Mais, il fut victime, déjà, d’un coup en traître des perfides Yankees. Ne parvenant pas à construire un supersonique, ils ont torpillé Concorde.

Un temps, la France déclarait des guerres pour un oui, pour un non, puis elle a tendu la joue gauche. Ne serait-il pas temps qu’elle retrouve un juste milieu ?

(Curieusement, même enfant, je n’ai jamais rêvé de Concorde, je n’appréciais pas sa ligne, sa carlingue était étroite et ses sièges ne semblaient pas confortables, et je ne voyais pas l’intérêt de voyager dans un avion de chasse… Ceux qui l’ont emprunté m’ont parlé d’un argument auquel je ne suis pas sensible : les sensations que l’on ressentait lorsque l’on était projeté à la verticale, lors du décollage.)

Fâcheux précédent

Un professeur de droit international juge le kidnapping du président du Vénézuela.

Je retiens surtout qu’il confirme notre bon sens ordinaire. Oui, c’est un fâcheux précédent. Nous en sommes revenus au 19ème siècle. Ce qu’a transgressé M.Trump « the prohibition of the use of force » (interdiction du recours à la force ?). Cela devrait encourager non seulement les grandes puissances, mais aussi les puissances locales à écraser leurs petits voisins.

Il en appelle à la sagesse des petits Etats. Ils doivent parvenir à contenir les gros.

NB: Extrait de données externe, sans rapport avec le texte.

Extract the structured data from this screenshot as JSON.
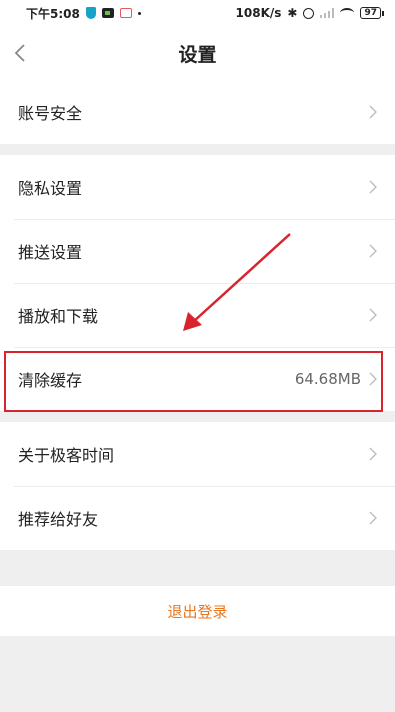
{
  "status_bar": {
    "time": "下午5:08",
    "speed": "108K/s",
    "battery": "97"
  },
  "header": {
    "title": "设置"
  },
  "groups": [
    {
      "items": [
        {
          "label": "账号安全"
        }
      ]
    },
    {
      "items": [
        {
          "label": "隐私设置"
        },
        {
          "label": "推送设置"
        },
        {
          "label": "播放和下载"
        },
        {
          "label": "清除缓存",
          "value": "64.68MB"
        }
      ]
    },
    {
      "items": [
        {
          "label": "关于极客时间"
        },
        {
          "label": "推荐给好友"
        }
      ]
    }
  ],
  "logout": {
    "label": "退出登录"
  },
  "colors": {
    "accent": "#e8771e",
    "annotation": "#d9232d",
    "background": "#efefef"
  },
  "icons": [
    "back-arrow-icon",
    "chevron-right-icon",
    "bluetooth-icon",
    "alarm-icon",
    "wifi-icon",
    "battery-icon"
  ]
}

Une question. L’histoire semble montrer qu’aucun pays n’est durablement « le plus fort ». D’autant qu’il peut être victime de conflits internes qui le disloquent. Et si les lois internationales étaient dans l’intérêt de tous ?

Landemain qui chante

M.Trump un temps s’est intéressé à la Corée du nord, il a envoyé des bombes sur l’Iran, maintenant il a enlevé le président du Vénézuela. Où cela le mène-t-il ?

Son plan semble être de s’entendre avec le gouvernement vénézuélien actuel (qui est celui de M.Maduro, sans lui) et de demander aux pétroliers américains de s’emparer du pétrole vénézuélien. D’après ce que je lis, ledit pétrole vénézuélien est d’un type particulier (« brut extra-lourd »). Il a besoin de retraitements extrêmement coûteux. Les installations nécessaires ont été laissées à l’abandon. Les reconstruire signifie des investissements très importants. Or, le pays serait aux mains de sortes de seigneurs de guerre. D’ailleurs rien ne garantit qu’il n’y aura pas une nouvelle nationalisation au départ du gouvernement Trump. Qui peut vouloir s’engager dans de telles conditions ?

Bref, tout le monde fait le mort en attendant que M.Trump soit pris d’une nouvelle lubie ? Et si c’était sa logique ? Faire la une des journaux ? Faut-il se demander quel est le prochain coup qu’il prépare ?

(Se pose surtout la question de l’Amérique latine et de bien des pays : ils semblent osciller entre des extrêmes. Le seul moyen de les en sortir serait-il économique ? Qu’ils parviennent à créer une économie propre, qui ne dépende pas seulement de leurs ressources naturelles ? La recette de la démocratie apaisée ?)

Prochain coup

Au fond, Trump est marqué du signe du Vietnam : ce qu’il fait s’enlise. Mais cela ne risque-t-il pas de le pousser à quelque extrémité déplorable ?

Affaires étrangères d’hier pose une question curieuse : et si Trump était une marionnette ? Apparemment, il y aurait deux lobbys derrière lui : le GAFA, qui hier paraissait si « cool » alors qu’il ne rêve que de domination mondiale et d’énergie pour son intelligence artificielle, et une « élite » de fanatiques.

En outre, il faudrait faire le deuil de l’espoir de retour à la situation antérieure après Trump. Les USA ont fait leur coming out. Les invités de l’émission semblaient en déduire que l’Europe devait se préparer à utiliser ses atouts pour profiter d’un monde dont la règle est le rapport de forces et le coup bas.